Sim, é isto: detesto dever e, por isso, até ternura dou mais do que me pedem. Mais do que as pessoas são capazes de suportar. Ou dava. Agora estou ficando diferente. Começo a só dar o que pedem e, então, noto o quanto as criaturas, emocionalmente, pedem pouco. Talvez desejem, mesmo ardentemente, mas não pedem e parecem sufocadas quando a gente insiste em dar nas horas fechadas.

Sim, é isto: há horas fechadas e horas abertas, como portas. Mas quem se interessa por penetrar através das portas sempre abertas? Mas, às vezes, as portas se abrem, ou são feitas de vidro, justamente para não despertar a atenção dos mexeriqueiros, dos ladrões ou da polícia. Pois só os mexeriqueiros, os ladrões e a polícia penetram onde ninguém os quer. (...)

Trecho de Teatro e criatividade, publicado em 1975

Quando a mãe cria o filho ou a professora cria o aluno, podemos estar certos de que a parte mais difícil é o autocontrole, a tarefa consciente de não nos identificarmos com Deus, embora sabendo que, como a natureza inteira, estamos dotados de uma de suas chispas. Podemos obedecer ao arquétipo da Grande Mãe quando damos aulas, mas nunca à ridícula figura da supermãe. Nossos filhos são livres e nossos alunos também.

Em Falta alguém no manicômio ou na primeira página de seu inédito Gregório: diálogo com Cristo, em que discute com Jesus, por intermédio de um alter ego, o monge Gregório:

JESUS,

Nossas confidências não deveriam ficar entre nós? Digo-Te, às vezes, coisas bem ousadas e, sobretudo, Te obrigo a dizer outras bem desconcertantes.

Evidentemente as coisas que coloco em Teus lábios não passam, agora e sempre, de pensamentos meus. Eu já Te disse.
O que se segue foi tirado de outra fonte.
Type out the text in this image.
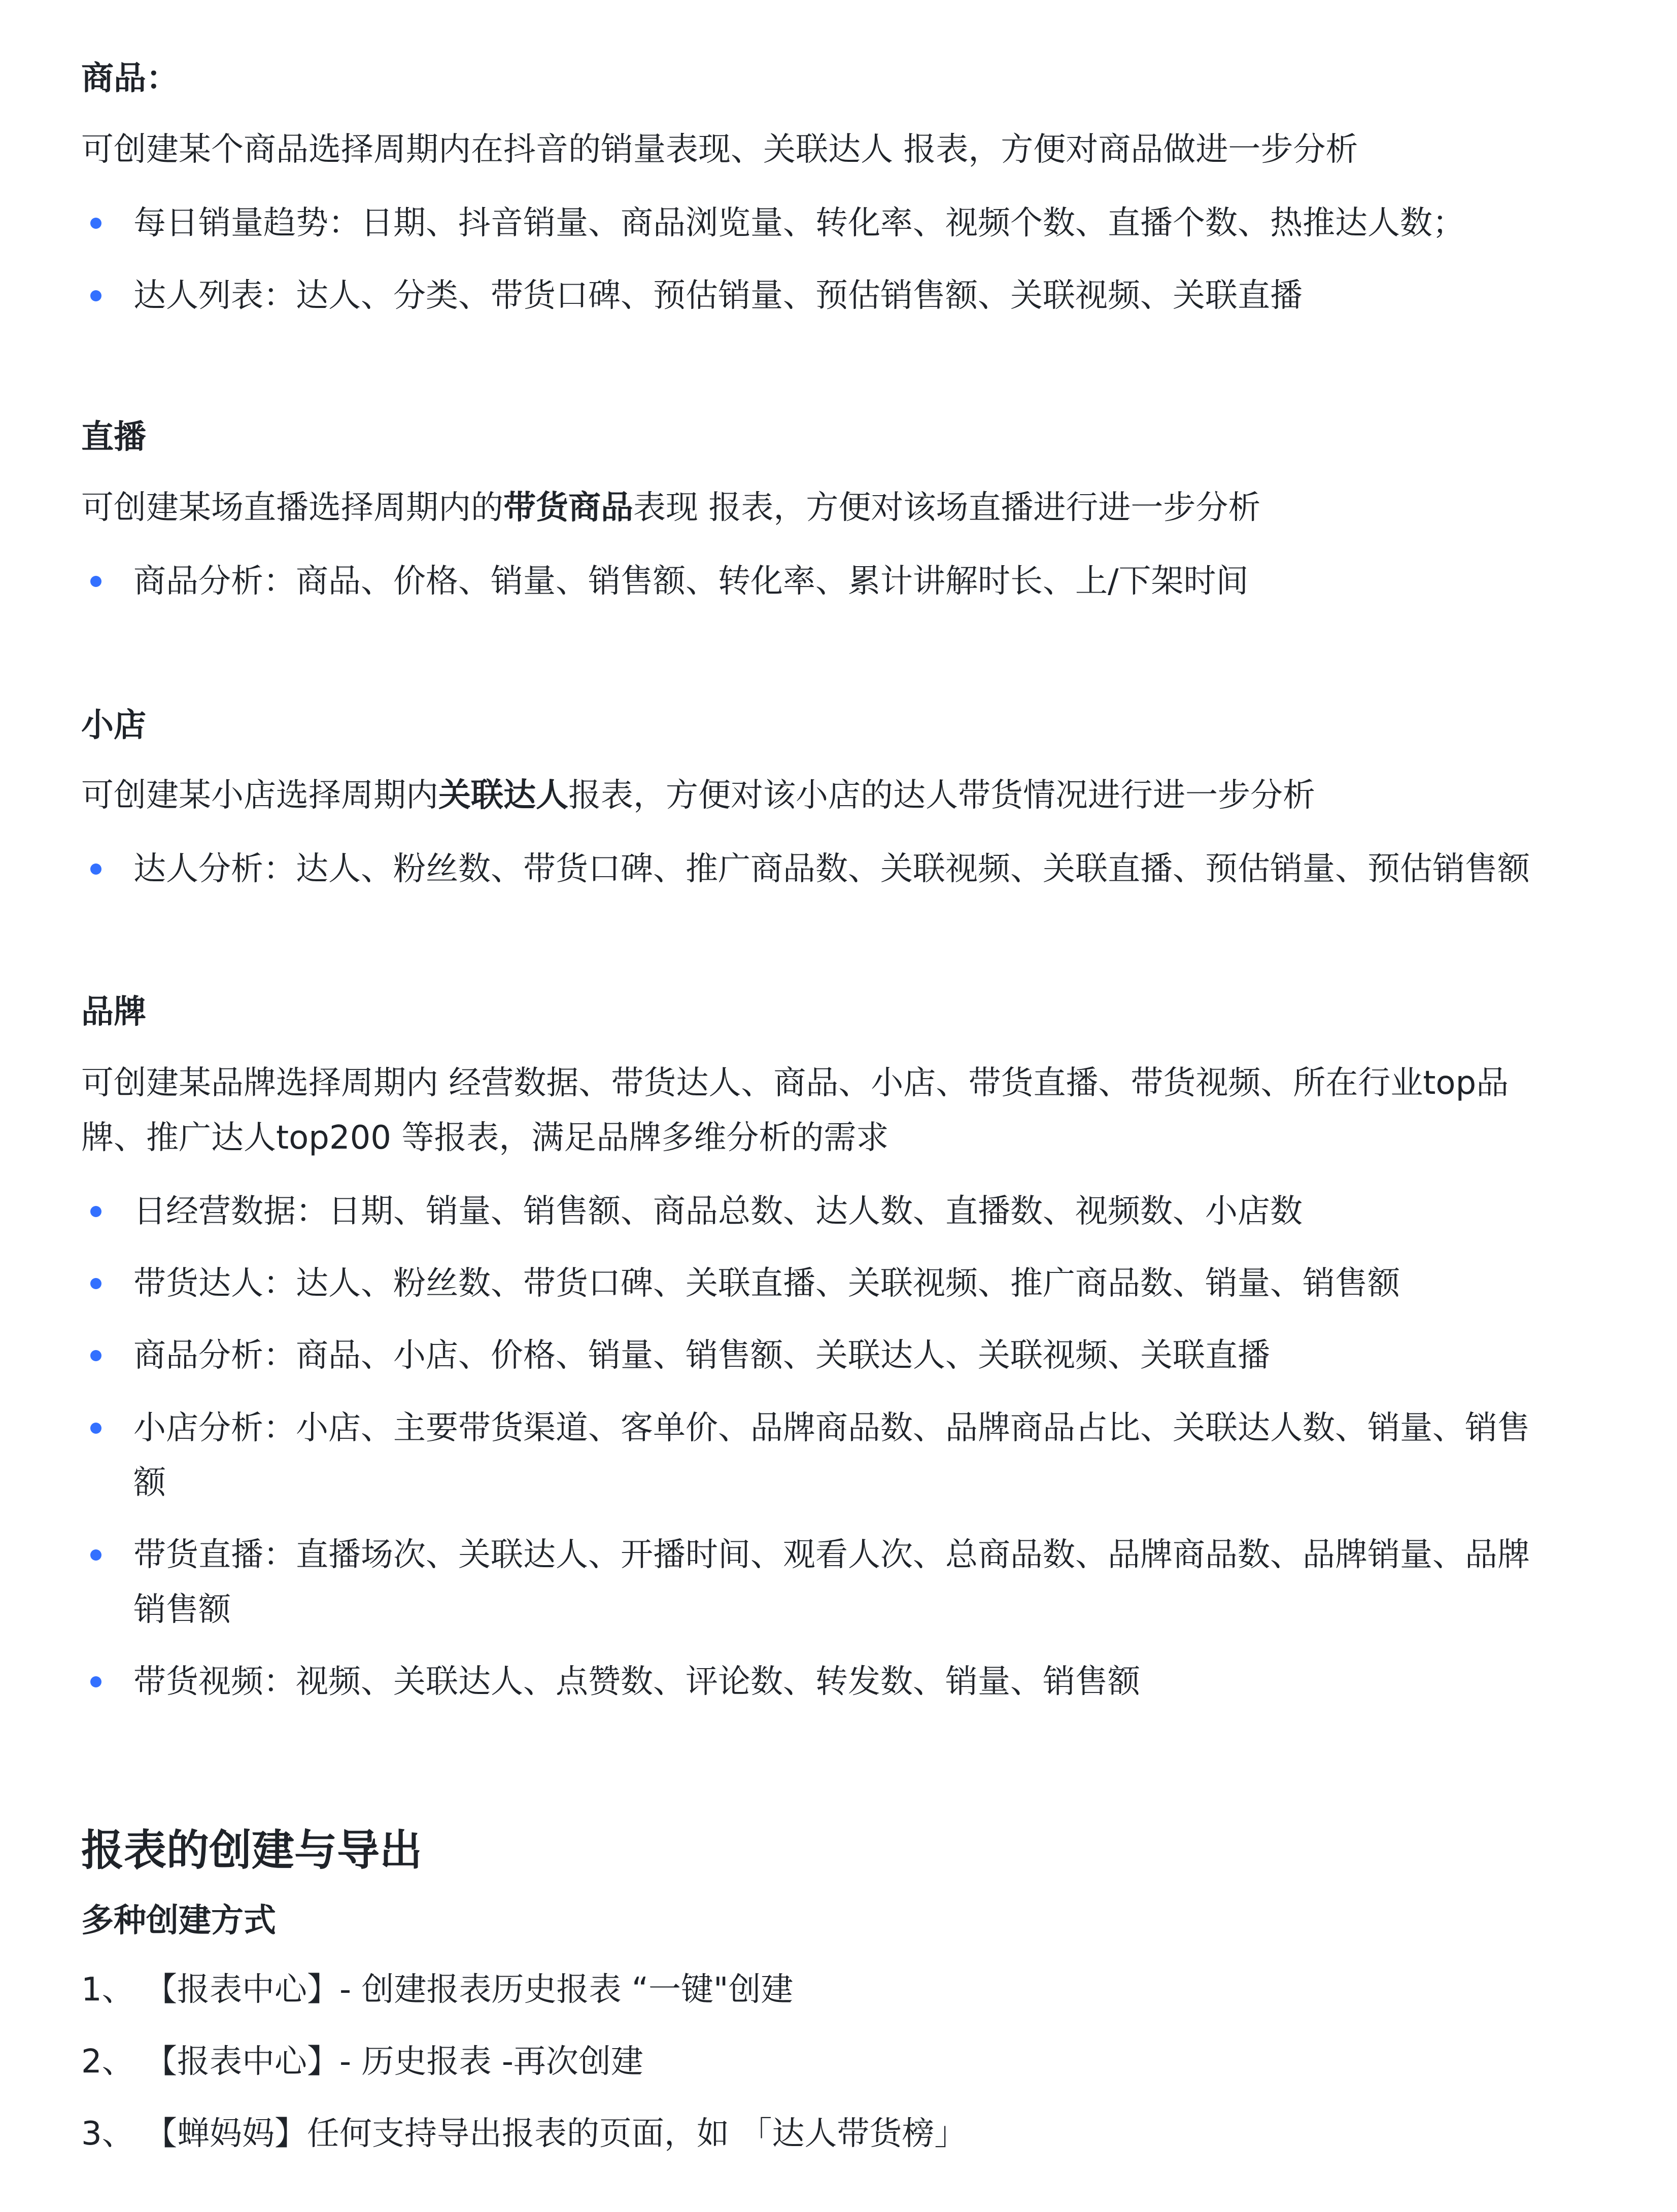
商品：
可创建某个商品选择周期内在抖音的销量表现、关联达人 报表，方便对商品做进一步分析
每日销量趋势：日期、抖音销量、商品浏览量、转化率、视频个数、直播个数、热推达人数；
达人列表：达人、分类、带货口碑、预估销量、预估销售额、关联视频、关联直播
直播
可创建某场直播选择周期内的带货商品表现 报表，方便对该场直播进行进一步分析
商品分析：商品、价格、销量、销售额、转化率、累计讲解时长、上/下架时间
小店
可创建某小店选择周期内关联达人报表，方便对该小店的达人带货情况进行进一步分析
达人分析：达人、粉丝数、带货口碑、推广商品数、关联视频、关联直播、预估销量、预估销售额
品牌
可创建某品牌选择周期内 经营数据、带货达人、商品、小店、带货直播、带货视频、所在行业top品
牌、推广达人top200 等报表，满足品牌多维分析的需求
日经营数据：日期、销量、销售额、商品总数、达人数、直播数、视频数、小店数
带货达人：达人、粉丝数、带货口碑、关联直播、关联视频、推广商品数、销量、销售额
商品分析：商品、小店、价格、销量、销售额、关联达人、关联视频、关联直播
小店分析：小店、主要带货渠道、客单价、品牌商品数、品牌商品占比、关联达人数、销量、销售
额
带货直播：直播场次、关联达人、开播时间、观看人次、总商品数、品牌商品数、品牌销量、品牌
销售额
带货视频：视频、关联达人、点赞数、评论数、转发数、销量、销售额
报表的创建与导出
多种创建方式
1、 【报表中心】- 创建报表历史报表 “一键"创建
2、 【报表中心】- 历史报表 -再次创建
3、 【蝉妈妈】任何支持导出报表的页面，如 「达人带货榜」
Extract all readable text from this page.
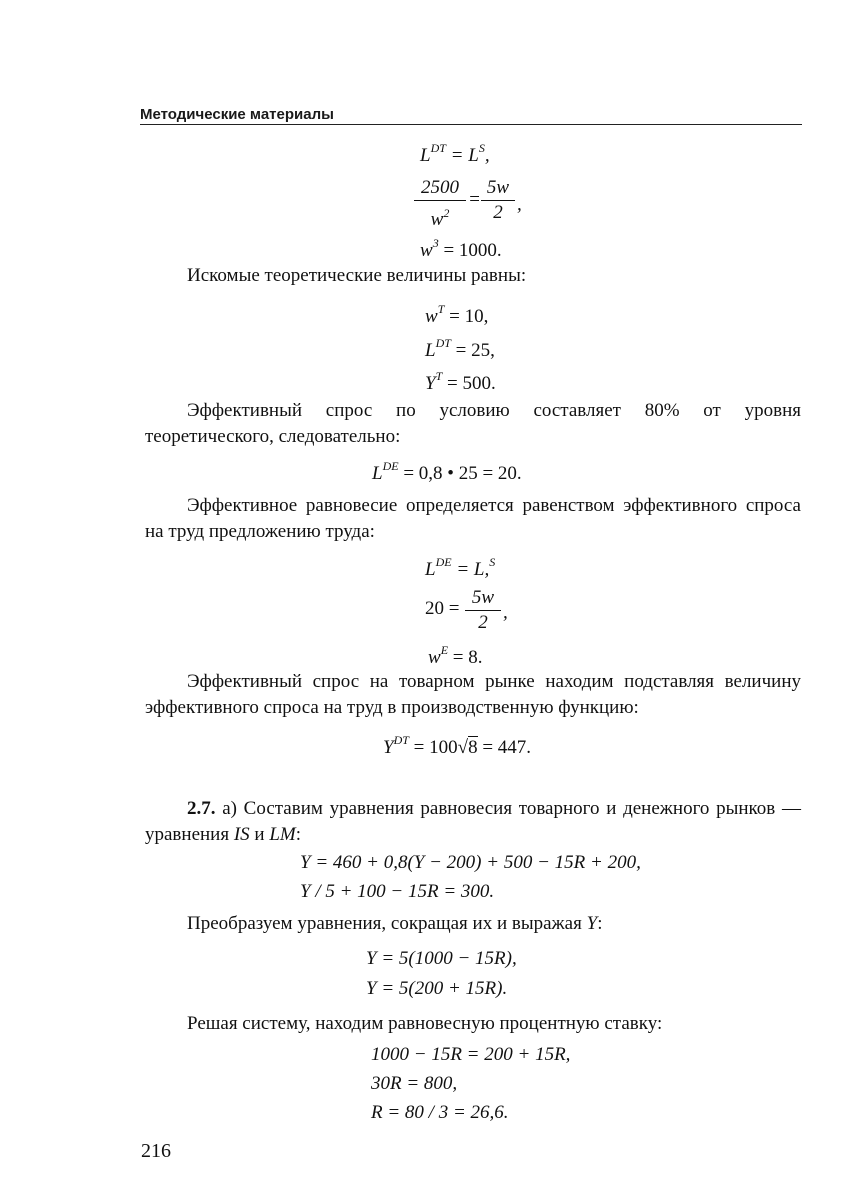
Методические материалы
$L^{DT} = L^S$,
$\frac{2500}{w^2} = \frac{5w}{2}$ ,
$w^3 = 1000$.
Искомые теоретические величины равны:
$w^T = 10$,
$L^{DT} = 25$,
$Y^T = 500$.
Эффективный спрос по условию составляет 80% от уровня теоретического, следовательно:
LDE = 0,8 • 25 = 20.
Эффективное равновесие определяется равенством эффективного спроса на труд предложению труда:
LDE = L,$^S$
$20 = \frac{5w}{2}$ ,
$w^E = 8$.
Эффективный спрос на товарном рынке находим подставляя величину эффективного спроса на труд в производственную функцию:
$Y^{DT} = 100√8 = 447$.
2.7. а) Составим уравнения равновесия товарного и денежного рынков — уравнения IS и LM:
Y = 460 + 0,8(Y − 200) + 500 − 15R + 200,
Y / 5 + 100 − 15R = 300.
Преобразуем уравнения, сокращая их и выражая Y:
Y = 5(1000 − 15R),
Y = 5(200 + 15R).
Решая систему, находим равновесную процентную ставку:
1000 − 15R = 200 + 15R,
30R = 800,
R = 80 / 3 = 26,6.
216
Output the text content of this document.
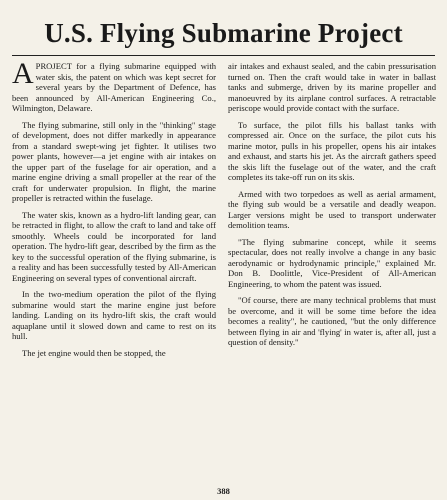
U.S. Flying Submarine Project

A PROJECT for a flying submarine equipped with water skis, the patent on which was kept secret for several years by the Department of Defence, has been announced by All-American Engineering Co., Wilmington, Delaware.

The flying submarine, still only in the "thinking" stage of development, does not differ markedly in appearance from a standard swept-wing jet fighter. It utilises two power plants, however—a jet engine with air intakes on the upper part of the fuselage for air operation, and a marine engine driving a small propeller at the rear of the craft for underwater propulsion. In flight, the marine propeller is retracted within the fuselage.

The water skis, known as a hydro-lift landing gear, can be retracted in flight, to allow the craft to land and take off smoothly. Wheels could be incorporated for land operation. The hydro-lift gear, described by the firm as the key to the successful operation of the flying submarine, is a reality and has been successfully tested by All-American Engineering on several types of conventional aircraft.

In the two-medium operation the pilot of the flying submarine would start the marine engine just before landing. Landing on its hydro-lift skis, the craft would aquaplane until it slowed down and came to rest on its hull.

The jet engine would then be stopped, the

air intakes and exhaust sealed, and the cabin pressurisation turned on. Then the craft would take in water in ballast tanks and submerge, driven by its marine propeller and manoeuvred by its airplane control surfaces. A retractable periscope would provide contact with the surface.

To surface, the pilot fills his ballast tanks with compressed air. Once on the surface, the pilot cuts his marine motor, pulls in his propeller, opens his air intakes and exhaust, and starts his jet. As the aircraft gathers speed the skis lift the fuselage out of the water, and the craft completes its take-off run on its skis.

Armed with two torpedoes as well as aerial armament, the flying sub would be a versatile and deadly weapon. Larger versions might be used to transport underwater demolition teams.

"The flying submarine concept, while it seems spectacular, does not really involve a change in any basic aerodynamic or hydrodynamic principle," explained Mr. Don B. Doolittle, Vice-President of All-American Engineering, to whom the patent was issued.

"Of course, there are many technical problems that must be overcome, and it will be some time before the idea becomes a reality", he cautioned, "but the only difference between flying in air and 'flying' in water is, after all, just a question of density."

388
És eu e eu sou Tu. Nossos papéis podem inverter-se.

Mas, de qualquer forma, por que publicar estas pesquisas, estas tentativas?

Sou padre. Não deveria, então, ensinar uma doutrina segura, bem definida? Uma doutrina que minha mãe Igreja pudesse apoiar com todo o peso de sua autoridade? Uma doutrina que aqueles que me leem pudessem aceitar sem medo de tomar o caminho errado?

Sabes que aceito esta doutrina. Vou Te recitar o Credo.

Creio em Deus pai todo-poderoso...?

Amém. Assim é. Ou assim seja?

Amém, tudo isso é assim, tudo isso é verdadeiro.

Mas é assim para mim, é verdadeiro para mim?

Amém. Assim seja para mim.

SOU padre e grito: “Amém! Assim é!" Mas sou monge para que assim seja para mim. Para que aquilo que meus lábios proclamam meu coração possa viver.

E Tu o sabes demasiado bem, Jesus, não é nada fácil. É fácil dizer o Credo; é duramente difícil vivê-lo. É fácil dizer "eu creio", é duramente difícil crer.

Sou duro de coração, como Teus discípulos, como Teus apóstolos. Tem paciência comigo, como tiveste com Teus discípulos, com Teus apóstolos. Eles não acreditaram em Ti senão quando Te viram ressuscitado. Como irias querer que eu creia tanto quanto eles, sem Te haver visto ressuscitado, apenas porque Te creio ressuscitado? Tem paciência, Jesus, não poderei crer como eles senão quando Te houver visto ressuscitado. Enquanto espero, tateio em uma semiobscuridade, procuro em uma semiclaridade.